Technological breakthroughs in biological and biomedical research have led to the generation of a large amount of data in many areas. Utilizing this data for improving human life is nevertheless a challenge due to the inherent heterogeneity in the data, the complexity, and the large data size. The early promises of the success of next-generation sequencing in biomedicine have fallen short because it proved challenging to interpret the information obtained from individuals and translate it into new discoveries that benefit human health.

A key challenge in biomedicine is to understand the mechanisms underlying complex diseases in which multiple factors contribute, including environmental influences, and complex genetic and epigenetic influences. The most successful methods involve the integration of heterogeneous data from clinical and molecular studies, as well as from biological background knowledge. Similarly, identifying drug actions and their physiological effects crucially relies on understanding the physiology of a cell, interactions between multiple cells within a tissue and whole-body physiology, and ultimately requires the integration and analysis of multiple heterogeneous types of data.

Several efforts aim to systematically provide information relevant to the interpretation of personal genomic data and interpretation of biological datasets in general. Many of these efforts are based on the use of knowledge graphs, i.e., information structured as heterogeneous graphs with explicit semantics, and are based on Semantic Web technologies. While these knowledge graphs have traditionally been used mainly to access information, several methods have recently become available that can utilize information in knowledge graphs directly for machine learning and data analysis.

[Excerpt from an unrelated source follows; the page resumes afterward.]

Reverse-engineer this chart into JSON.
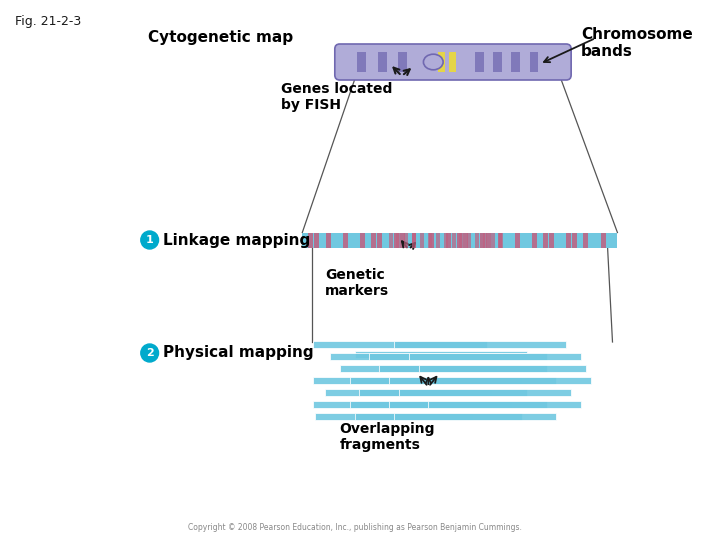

However, these methods are not immediately applicable to biological and biomedical datasets due to the ways in which knowledge graphs in biology are constructed. Knowledge graphs in biology include a large number of biological and biomedical ontologies which provide rich background knowledge formalized in Description Logics that needs to be considered when using the information contained within them; biological knowledge graphs are of significant size (often containing billions of triples) and require tractable and scalable analytics methods. Furthermore, several biological data analysis methods have been developed for specific biological problems, such as different types of graph kernels, text mining methods that recognize specific biological entities, or sequence analysis methods, and these methods need to be utilized in conjunction with generic background knowledge contained in knowledge graphs to accurately interpret biological datasets.

In Bio2Vec, we will build the foundation for applying machine learning and data analytics methods on large scale to biological datasets. We specifically target the biological problems of computationally prioritizing disease modules underlying complex diseases, analysis of personal genomic information, and identifying physiological effects of drugs. The methods we will develop in Bio2Vec will be generically applicable throughout the life sciences and will improve data quality, representation, and analysis, and lead to novel discoveries in investigating molecular mechanisms underlying complex diseases and drugs’ mode of action.